We take this idea from baseball into the criminal courts. In this
article, we argue that criminal defense organizations could meaningfully
evaluate the skills of their attorneys through the use of metrics,
rather than relying so heavily on the in-person observation of their
work in the courtroom. Statistical performance-based rankings could
support better leadership in defense attorney organizations.
Rather
than simply assert that a rating system is possible, we attempt in this
paper to show its feasibility. We employ data from the North Carolina
courts as a demonstration project to illustrate how an office might
develop a rating system for the attorneys who work there. Our attorney
ratings are based on the bottom line: sentencing reductions those
attorneys achieve for their clients, principally through plea
negotiations. We then use our tentative quality ratings to address the
question of structural causes. What makes one attorney noticeably more
or less effective than the typical defense lawyer? Our most surprising
discovery is that experience actually has a negative correlation with
performance after the first eight years: the more time an attorney has
spent in the profession, the more likely that her clients will obtain a
more severe sentence. We close with some reflections on other potential
users of a statistical rating system, concluding that managers of
defense organizations are better situated than judges, prosecutors, or
clients to make wise use of ratings data.

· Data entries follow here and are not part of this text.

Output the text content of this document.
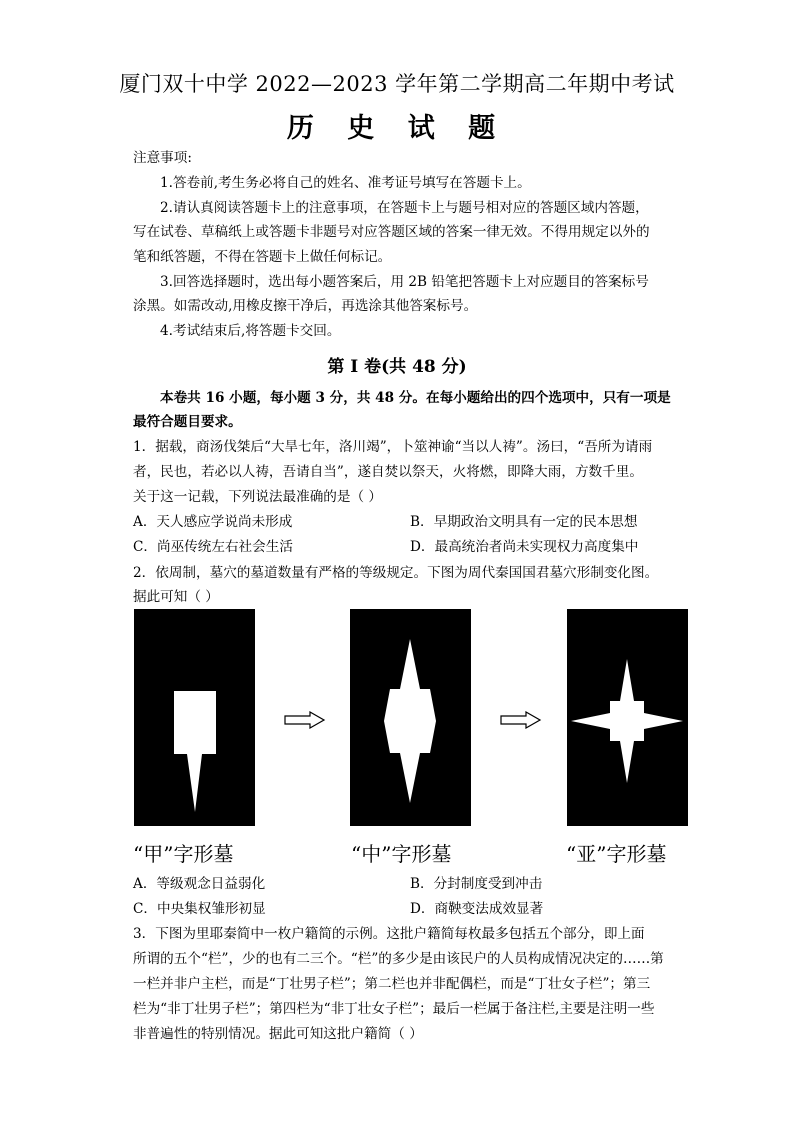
厦门双十中学 2022—2023 学年第二学期高二年期中考试
历 史 试 题
注意事项:
1.答卷前,考生务必将自己的姓名、准考证号填写在答题卡上。
2.请认真阅读答题卡上的注意事项，在答题卡上与题号相对应的答题区域内答题，
写在试卷、草稿纸上或答题卡非题号对应答题区域的答案一律无效。不得用规定以外的
笔和纸答题，不得在答题卡上做任何标记。
3.回答选择题时，选出每小题答案后，用 2B 铅笔把答题卡上对应题目的答案标号
涂黑。如需改动,用橡皮擦干净后，再选涂其他答案标号。
4.考试结束后,将答题卡交回。
第 I 卷(共 48 分)
本卷共 16 小题，每小题 3 分，共 48 分。在每小题给出的四个选项中，只有一项是
最符合题目要求。
1．据载，商汤伐桀后“大旱七年，洛川竭”，卜筮神谕“当以人祷”。汤曰，“吾所为请雨
者，民也，若必以人祷，吾请自当”，遂自焚以祭天，火将燃，即降大雨，方数千里。
关于这一记载，下列说法最准确的是（ ）
A．天人感应学说尚未形成	B．早期政治文明具有一定的民本思想
C．尚巫传统左右社会生活	D．最高统治者尚未实现权力高度集中
2．依周制，墓穴的墓道数量有严格的等级规定。下图为周代秦国国君墓穴形制变化图。
据此可知（ ）
“甲”字形墓	“中”字形墓	“亚”字形墓
A．等级观念日益弱化	B．分封制度受到冲击
C．中央集权雏形初显	D．商鞅变法成效显著
3．下图为里耶秦简中一枚户籍简的示例。这批户籍简每枚最多包括五个部分，即上面
所谓的五个“栏”，少的也有二三个。“栏”的多少是由该民户的人员构成情况决定的……第
一栏并非户主栏，而是“丁壮男子栏”；第二栏也并非配偶栏，而是“丁壮女子栏”；第三
栏为“非丁壮男子栏”；第四栏为“非丁壮女子栏”；最后一栏属于备注栏,主要是注明一些
非普遍性的特别情况。据此可知这批户籍简（ ）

Any criminal defense lawyer, no matter how poor a lawyer, can get reduced sentences through plea bargaining in almost all cases. That's how the system is set up -- to avoid trials by coercing defendants into plea bargains in well over 90% of criminal cases. The coercion includes over-charging, threats of high prison terms if the defendant asserts his constitutional right to trial by jury, and imprisonment while awaiting trial. The rights that are traded for the plea include, among others, the privilege against self-incrimination, and the rights to call and confront witnesses.
When England was considering American-style plea bargaining, the BBC sent a film crew to document how plea bargaining works in the U.S. I can send a copy of the tape to anyone who emails me for it, at lawmhf@hofstra.edu
Posted by: Monroe Freedman | January 13, 2013 at 06:24 AM
If the rated case results are mostly plea bargains, they may say more about the skill of some of NC's prosecutors (or the willingness of some of its judges to let prosecutors abuse their power) than about the skill of defense attorneys.
Certainly law will be less amenable to ratings than baseball if only because a "batter" may have to face a much greater variety of "pitches" and "playing fields" than a baseball player ever will. Still, if such ratings were available and I needed a lawyer, I would want to use them.